Spooky Stories for the Faint of Heart
Do you feel that? There’s a chill in the air and everything smells like pumpkin. Halloween is just around the corner and while your friends might be prepping their bloodiest costumes and scoping out haunted houses, you’re just hoping no one drops a bucket of pig’s blood on you. We get it. Scary isn’t everyone’s idea of a good time. Which is why we’ve put together this list of slightly spooky stories where something’s just a little off – paranormal books that will get you in the Halloween spirit without keeping you up all night.
The Name of the Star by Maureen Johnson
Our first recommendation in the land of easy-to-stomach scary stories is Maureen Johnson’s The Name of the Star, the first novel in her Shades of London series. When Rory Deveraux arrives at a boarding school in London from her sleepy hometown in Louisiana, the last thing she’s expecting is a resurgence of the Jack the Ripper killing spree from over a hundred years ago. And Rory thinks she can help catch the man responsible. The only problem is she’s the only person who can see him. Hungry for more? Check out the rest of Johnson’s fast-paced series by reading The Madness Underneath and The Shadow Cabinet. You’ll be devouring these books well into November!
The Diviners by Libba Bray
If 1920s New York and flappers are more your speed, check out The Diviners by Libba Bray. Bray’s young adult novels consistently knock it out of the park and this book is no exception. At 496 pages, it’s a meaty work of historical fiction about jazz, murder, and a museum of the occult. It’s delightfully spooky and gentle all at once. If you’re craving more Diviners magic, complete the trilogy with Lair of Dreams and Before the Devil Breaks You.
Lincoln in the Bardo by George Saunders
When you pick up a George Saunders book, you know you’re in for a story that grabs you by the heart and threatens to never let go. It’s up to the reader to determine whether that’s a good feeling – a jolting embrace or a strangling. In Lincoln in the Bardo, Saunders assembles a cavalry of spirits, teeming to cross over into the afterlife. One of those spirits is 11-year-old Willie, a favorite son of President Lincoln. If you enjoy a little historical fiction with your ghouls, this book is for you. It’s packed with masterful language, brilliant storytelling, and just a dash of paranormal history.
Beloved by Toni Morrison
After Sethe, an escaped slave, kills her two-year-old daughter to prevent her from being captured by plantation owners.

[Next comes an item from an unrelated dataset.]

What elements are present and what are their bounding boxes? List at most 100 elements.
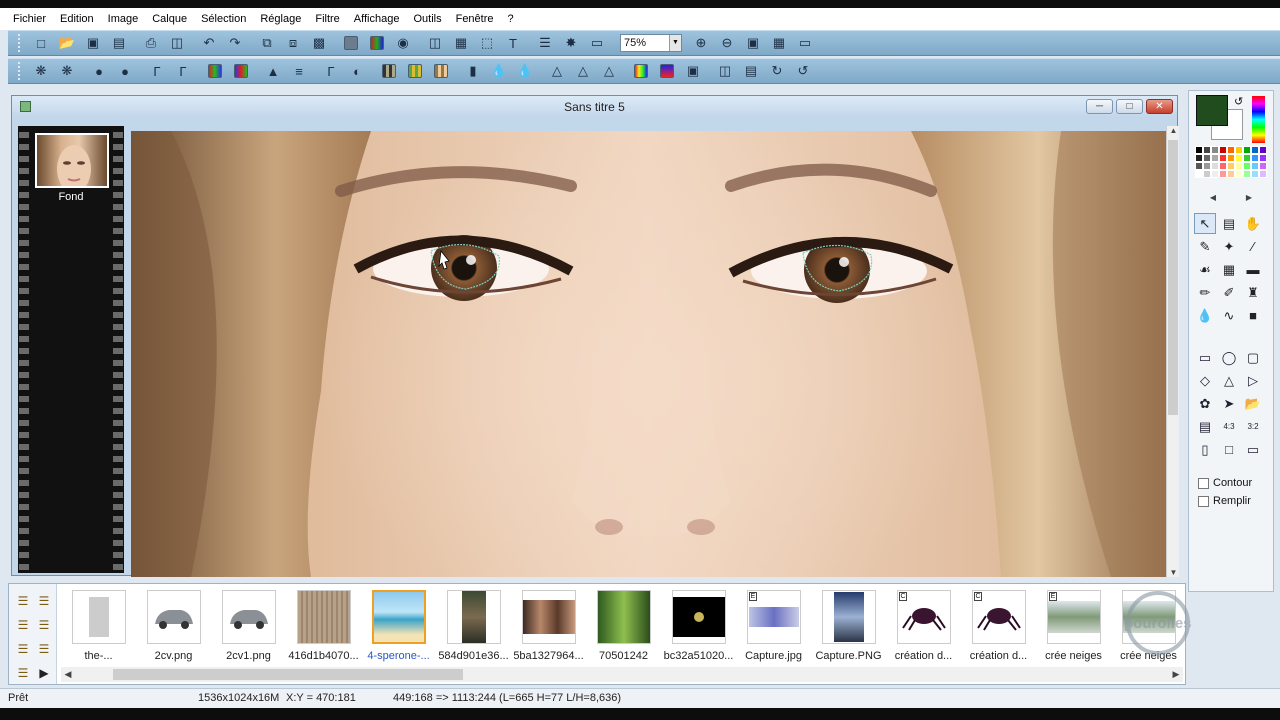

Years later, the daughter, called Beloved, comes back to haunt her mother’s home in Cincinnati, Ohio. It’s a novel heavy with the desolation of slavery in the United States and its implications in a post-Civil War society, but, like The Underground Railroad, it’s an essential novel for today’s readers. The heavy presence of the supernatural throughout this book makes now as good a time as any to read Toni Morrison’s magnificent novel.
Pride and Prejudice and Zombies by Jane Austen & Seth Graham-Smith
“It is a truth universally acknowledged that a zombie in possession of brains must be in want of more brains.” Hang on, that can’t be right. Sword-wielding Bennett sisters? A Mr. Darcy known not for his wealth, but for his zombie hunting? An abundance of braiiiiiiiiiiiins? We’ll urge you to skip the movie because it’s gory and full of things the go bump in the night, but Seth Graham-Smith’s adaptation of Pride and Prejudice for a horror-seeking audience is the perfect balance of Halloween carnage and Austen comfort. If you’re craving more Quirk Classics, check out Sense and Sensibility and Sea Monsters, The Meowmorphosis, and Android Karenina.